Lo que había pasado aquella noche hace años estaba confuso para él. Cuando vio al mago en la pista supo que ese era su destino. Recuerda fragmentos de cómo había llegado hasta la caravana donde vivía el mago y su ayudante, todos esos recuerdos estaban cubiertos por una neblina.

Enigma se ocupó de él, lo cuidaba y le enseñaba todos sus trucos, pero no dejaba que tocase su chistera. Sólo pudo acercarse a ella las primeras noches que pasó en el circo, cuando el mago le hacía respirar la niebla que salía de ella. Al principio no le gustaba, pero cuando se dio cuenta de que los síntomas de su enfermedad desaparecían comprendió el valor del Sombrero.

Conseguía realizar los trucos de magia cada vez más complicados y cuando el mago ya se los había enseñado todos fue cuando empezó su adoctrinamiento.

Le dijo que no había podido tener hijos pero que su dios le había enviado a él para que sus conocimientos y poderes no se perdieran tras su muerte. Enigma le mostró libros antiguos en idiomas que no debería entender pero que inexplicablemente leía con total facilidad.

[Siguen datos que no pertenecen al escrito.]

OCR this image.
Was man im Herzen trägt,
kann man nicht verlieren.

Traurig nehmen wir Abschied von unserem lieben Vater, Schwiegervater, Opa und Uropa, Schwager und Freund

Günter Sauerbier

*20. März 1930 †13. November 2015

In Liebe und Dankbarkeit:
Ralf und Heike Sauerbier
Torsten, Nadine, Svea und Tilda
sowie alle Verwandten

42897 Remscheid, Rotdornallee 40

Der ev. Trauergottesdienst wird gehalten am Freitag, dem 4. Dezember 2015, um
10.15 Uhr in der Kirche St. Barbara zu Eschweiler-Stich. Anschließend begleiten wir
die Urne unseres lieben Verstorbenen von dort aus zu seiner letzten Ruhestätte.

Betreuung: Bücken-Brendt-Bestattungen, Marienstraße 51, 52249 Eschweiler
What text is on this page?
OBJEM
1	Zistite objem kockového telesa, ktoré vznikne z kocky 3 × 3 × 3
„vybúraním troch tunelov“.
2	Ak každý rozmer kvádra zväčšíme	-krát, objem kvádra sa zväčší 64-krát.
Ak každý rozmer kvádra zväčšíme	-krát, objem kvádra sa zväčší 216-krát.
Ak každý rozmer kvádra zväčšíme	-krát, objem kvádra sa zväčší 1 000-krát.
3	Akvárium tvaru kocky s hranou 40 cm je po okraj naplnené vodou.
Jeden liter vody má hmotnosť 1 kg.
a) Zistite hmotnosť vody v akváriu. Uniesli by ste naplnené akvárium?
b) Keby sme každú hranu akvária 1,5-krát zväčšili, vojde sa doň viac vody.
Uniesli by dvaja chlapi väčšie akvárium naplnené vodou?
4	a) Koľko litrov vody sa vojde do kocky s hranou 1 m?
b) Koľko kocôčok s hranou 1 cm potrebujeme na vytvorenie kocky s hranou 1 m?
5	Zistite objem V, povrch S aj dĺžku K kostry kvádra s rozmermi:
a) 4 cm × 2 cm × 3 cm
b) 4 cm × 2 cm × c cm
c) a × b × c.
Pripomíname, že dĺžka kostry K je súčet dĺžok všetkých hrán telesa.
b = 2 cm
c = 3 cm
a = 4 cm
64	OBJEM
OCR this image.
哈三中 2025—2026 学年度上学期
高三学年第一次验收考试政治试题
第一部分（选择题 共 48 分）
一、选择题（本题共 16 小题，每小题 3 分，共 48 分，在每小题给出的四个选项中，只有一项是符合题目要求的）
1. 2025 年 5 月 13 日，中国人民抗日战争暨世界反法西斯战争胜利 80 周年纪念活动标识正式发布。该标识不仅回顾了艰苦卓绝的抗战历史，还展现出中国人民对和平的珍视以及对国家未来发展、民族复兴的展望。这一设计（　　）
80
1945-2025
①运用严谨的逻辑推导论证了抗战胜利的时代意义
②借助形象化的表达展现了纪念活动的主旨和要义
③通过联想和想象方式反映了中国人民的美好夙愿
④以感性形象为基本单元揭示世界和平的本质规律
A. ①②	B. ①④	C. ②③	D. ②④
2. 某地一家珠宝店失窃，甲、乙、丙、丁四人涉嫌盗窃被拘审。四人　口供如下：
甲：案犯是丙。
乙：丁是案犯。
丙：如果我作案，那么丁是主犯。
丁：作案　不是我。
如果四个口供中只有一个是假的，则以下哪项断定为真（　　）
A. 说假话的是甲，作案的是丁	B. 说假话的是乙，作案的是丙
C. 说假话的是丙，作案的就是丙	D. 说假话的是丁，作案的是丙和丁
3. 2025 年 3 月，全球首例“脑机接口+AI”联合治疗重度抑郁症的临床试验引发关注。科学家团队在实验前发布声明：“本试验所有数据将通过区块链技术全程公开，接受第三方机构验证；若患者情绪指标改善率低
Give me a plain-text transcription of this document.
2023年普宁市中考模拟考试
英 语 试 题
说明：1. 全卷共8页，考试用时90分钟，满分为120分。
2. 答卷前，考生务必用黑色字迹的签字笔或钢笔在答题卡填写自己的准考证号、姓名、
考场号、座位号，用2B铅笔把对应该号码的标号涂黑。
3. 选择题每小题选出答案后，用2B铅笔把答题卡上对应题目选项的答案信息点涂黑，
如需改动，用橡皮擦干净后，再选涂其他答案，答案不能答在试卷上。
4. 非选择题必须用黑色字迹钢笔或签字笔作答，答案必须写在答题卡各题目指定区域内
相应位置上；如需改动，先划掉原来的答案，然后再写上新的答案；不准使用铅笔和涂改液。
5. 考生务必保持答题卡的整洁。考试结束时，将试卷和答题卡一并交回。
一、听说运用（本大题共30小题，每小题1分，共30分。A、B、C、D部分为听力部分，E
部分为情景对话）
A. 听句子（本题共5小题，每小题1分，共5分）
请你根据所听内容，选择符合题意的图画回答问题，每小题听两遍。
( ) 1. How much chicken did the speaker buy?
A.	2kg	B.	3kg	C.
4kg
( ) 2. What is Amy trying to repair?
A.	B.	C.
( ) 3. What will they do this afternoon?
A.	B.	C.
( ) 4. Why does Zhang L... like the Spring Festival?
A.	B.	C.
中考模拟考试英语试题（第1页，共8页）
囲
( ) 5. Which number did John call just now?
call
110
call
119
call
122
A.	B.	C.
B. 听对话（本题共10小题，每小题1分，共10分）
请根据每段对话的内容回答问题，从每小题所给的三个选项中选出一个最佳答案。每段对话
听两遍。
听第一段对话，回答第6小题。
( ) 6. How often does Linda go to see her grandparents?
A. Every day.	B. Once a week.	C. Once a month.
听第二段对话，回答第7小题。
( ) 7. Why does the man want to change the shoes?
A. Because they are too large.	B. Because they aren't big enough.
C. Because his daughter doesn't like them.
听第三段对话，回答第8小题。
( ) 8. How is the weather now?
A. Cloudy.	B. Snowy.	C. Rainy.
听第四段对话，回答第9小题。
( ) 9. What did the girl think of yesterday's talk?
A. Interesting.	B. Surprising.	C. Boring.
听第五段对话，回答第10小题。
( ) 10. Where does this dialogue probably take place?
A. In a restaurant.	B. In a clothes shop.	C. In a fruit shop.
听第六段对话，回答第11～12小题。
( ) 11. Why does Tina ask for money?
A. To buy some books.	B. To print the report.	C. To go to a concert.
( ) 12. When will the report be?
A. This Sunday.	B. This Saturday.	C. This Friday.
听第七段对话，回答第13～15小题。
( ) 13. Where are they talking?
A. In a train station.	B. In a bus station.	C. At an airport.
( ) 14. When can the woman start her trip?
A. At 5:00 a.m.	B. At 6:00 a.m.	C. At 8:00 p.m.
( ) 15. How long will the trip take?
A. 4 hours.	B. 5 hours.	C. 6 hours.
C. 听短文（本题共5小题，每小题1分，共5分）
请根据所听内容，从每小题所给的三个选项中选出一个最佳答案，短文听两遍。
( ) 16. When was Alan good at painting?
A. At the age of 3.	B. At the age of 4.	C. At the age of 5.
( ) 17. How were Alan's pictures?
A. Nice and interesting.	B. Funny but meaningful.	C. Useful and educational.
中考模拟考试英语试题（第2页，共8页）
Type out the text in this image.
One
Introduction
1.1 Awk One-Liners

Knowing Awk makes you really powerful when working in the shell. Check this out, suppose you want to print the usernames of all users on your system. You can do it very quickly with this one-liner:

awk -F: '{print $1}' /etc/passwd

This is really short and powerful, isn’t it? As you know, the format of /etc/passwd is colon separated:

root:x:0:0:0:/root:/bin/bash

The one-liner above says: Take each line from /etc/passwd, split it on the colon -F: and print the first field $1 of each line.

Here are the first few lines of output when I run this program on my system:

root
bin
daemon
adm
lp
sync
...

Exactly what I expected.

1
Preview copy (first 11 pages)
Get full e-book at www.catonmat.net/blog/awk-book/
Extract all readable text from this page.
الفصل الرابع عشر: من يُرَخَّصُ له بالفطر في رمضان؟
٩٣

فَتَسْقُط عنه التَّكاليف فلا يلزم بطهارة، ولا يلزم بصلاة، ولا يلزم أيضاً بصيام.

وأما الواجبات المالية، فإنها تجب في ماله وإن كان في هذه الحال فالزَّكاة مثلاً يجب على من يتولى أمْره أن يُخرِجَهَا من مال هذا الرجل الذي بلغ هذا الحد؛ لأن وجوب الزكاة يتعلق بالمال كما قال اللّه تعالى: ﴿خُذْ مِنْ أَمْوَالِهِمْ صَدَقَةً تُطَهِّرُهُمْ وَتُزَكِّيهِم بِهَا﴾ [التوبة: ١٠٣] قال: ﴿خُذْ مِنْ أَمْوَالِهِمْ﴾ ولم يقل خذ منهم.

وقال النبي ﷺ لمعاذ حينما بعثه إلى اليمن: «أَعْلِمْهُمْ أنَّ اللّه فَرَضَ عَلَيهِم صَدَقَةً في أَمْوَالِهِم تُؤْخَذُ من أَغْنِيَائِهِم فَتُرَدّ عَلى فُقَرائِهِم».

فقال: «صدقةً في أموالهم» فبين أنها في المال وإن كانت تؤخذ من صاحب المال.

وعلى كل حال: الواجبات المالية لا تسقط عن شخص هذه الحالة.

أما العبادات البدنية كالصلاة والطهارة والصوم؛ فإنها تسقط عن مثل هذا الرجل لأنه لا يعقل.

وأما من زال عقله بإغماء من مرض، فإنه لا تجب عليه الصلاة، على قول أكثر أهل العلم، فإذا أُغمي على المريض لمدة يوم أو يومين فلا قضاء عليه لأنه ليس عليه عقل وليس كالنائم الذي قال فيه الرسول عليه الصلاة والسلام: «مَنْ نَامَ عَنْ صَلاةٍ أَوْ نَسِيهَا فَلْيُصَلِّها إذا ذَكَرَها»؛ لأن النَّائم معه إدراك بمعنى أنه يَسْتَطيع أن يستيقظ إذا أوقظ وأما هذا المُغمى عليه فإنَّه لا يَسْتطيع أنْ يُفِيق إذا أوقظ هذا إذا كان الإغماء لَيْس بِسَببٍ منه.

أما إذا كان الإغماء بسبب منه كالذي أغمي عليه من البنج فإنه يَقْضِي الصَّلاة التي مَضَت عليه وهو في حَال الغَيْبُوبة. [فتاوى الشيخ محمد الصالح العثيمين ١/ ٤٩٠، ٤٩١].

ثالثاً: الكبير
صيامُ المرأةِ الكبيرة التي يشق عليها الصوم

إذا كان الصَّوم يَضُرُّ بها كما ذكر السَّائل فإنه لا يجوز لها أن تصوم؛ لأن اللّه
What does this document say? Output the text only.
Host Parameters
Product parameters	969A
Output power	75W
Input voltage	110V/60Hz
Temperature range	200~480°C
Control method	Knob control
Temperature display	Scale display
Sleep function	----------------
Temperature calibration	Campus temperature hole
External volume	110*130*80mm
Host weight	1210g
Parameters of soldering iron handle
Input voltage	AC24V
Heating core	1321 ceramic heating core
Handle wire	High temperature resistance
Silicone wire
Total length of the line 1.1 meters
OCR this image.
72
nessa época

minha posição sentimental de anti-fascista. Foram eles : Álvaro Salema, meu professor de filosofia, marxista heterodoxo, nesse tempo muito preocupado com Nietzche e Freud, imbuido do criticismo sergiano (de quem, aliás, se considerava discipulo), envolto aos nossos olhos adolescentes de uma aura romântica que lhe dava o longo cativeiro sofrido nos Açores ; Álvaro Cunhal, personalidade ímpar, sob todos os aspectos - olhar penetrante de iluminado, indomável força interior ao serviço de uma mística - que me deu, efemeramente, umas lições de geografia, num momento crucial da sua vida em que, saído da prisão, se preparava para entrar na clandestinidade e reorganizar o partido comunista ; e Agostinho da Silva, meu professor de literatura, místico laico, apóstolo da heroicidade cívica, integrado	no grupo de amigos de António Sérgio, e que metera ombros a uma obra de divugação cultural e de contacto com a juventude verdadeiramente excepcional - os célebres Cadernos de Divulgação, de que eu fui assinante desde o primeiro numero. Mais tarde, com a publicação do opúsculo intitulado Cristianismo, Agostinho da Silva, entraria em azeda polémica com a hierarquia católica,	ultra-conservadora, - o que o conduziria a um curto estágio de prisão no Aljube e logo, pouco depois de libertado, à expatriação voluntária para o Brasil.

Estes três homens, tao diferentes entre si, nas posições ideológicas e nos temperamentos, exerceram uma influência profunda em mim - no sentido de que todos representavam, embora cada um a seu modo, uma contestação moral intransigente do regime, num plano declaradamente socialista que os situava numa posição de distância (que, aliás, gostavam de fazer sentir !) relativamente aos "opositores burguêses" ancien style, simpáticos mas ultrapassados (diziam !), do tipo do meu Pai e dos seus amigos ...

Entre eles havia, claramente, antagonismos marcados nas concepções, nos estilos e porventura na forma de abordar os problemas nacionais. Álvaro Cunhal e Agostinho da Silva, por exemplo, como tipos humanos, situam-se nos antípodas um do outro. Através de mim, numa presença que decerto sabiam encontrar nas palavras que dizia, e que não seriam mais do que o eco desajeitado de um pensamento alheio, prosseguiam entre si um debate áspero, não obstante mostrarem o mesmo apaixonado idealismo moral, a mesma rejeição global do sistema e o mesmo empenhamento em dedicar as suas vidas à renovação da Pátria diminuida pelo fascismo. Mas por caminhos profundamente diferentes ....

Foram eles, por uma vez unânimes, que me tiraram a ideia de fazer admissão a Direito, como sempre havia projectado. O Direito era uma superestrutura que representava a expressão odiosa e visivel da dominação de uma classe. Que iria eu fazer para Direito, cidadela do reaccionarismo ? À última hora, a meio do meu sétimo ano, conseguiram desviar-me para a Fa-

El mago estaba cada vez más orgulloso de él: Pronunciando las debidas palabras cualquier elemento se doblegaba a su voluntad, la telequinesis, la telepatía y la piroquinesis no tenían secretos para él. Se había ganado su propio nombre de mago: Blaise. En pocos años había superado al maestro y Enigma, al contrario de lo que habría pasado con otros compañeros, se sentía feliz.

Pero mi hermano se sentía frustrado. Su aprendizaje había llegado a un punto muerto. Enigma insistía en enseñarle  medicina y como la magia podía complementarla pero a él le parecía ridículo. No le interesaba curar a la gente, quería dominarla. Quería demostrar a todo el mundo que no era el niño enclenque que sólo merecía lástima. Ahora tenía poder.

Esto hizo saltar todas las alarmas para Enigma. Tenía que controlarlo de alguna forma.

–          El bastardo quería detenerme –dijo sin ningún sentimiento en la voz-. Lo sorprendí formulando un nuevo encantamiento, uno para crear una prisión capaz de contenerme. Encantó su vieja maleta. ¿Te imaginas? ¡Encerrarme a mí en una maleta! Pero era un hombre listo, eso no se lo discuto. Dentro de la Maleta está su sombrero de copa, perfectamente doblado. El Sombrero. Necesito ese sombrero –dijo mirándome fijamente y apretándome el brazo-. Yo no puedo abrir la Maleta sin quedar atrapado, pero tú sí.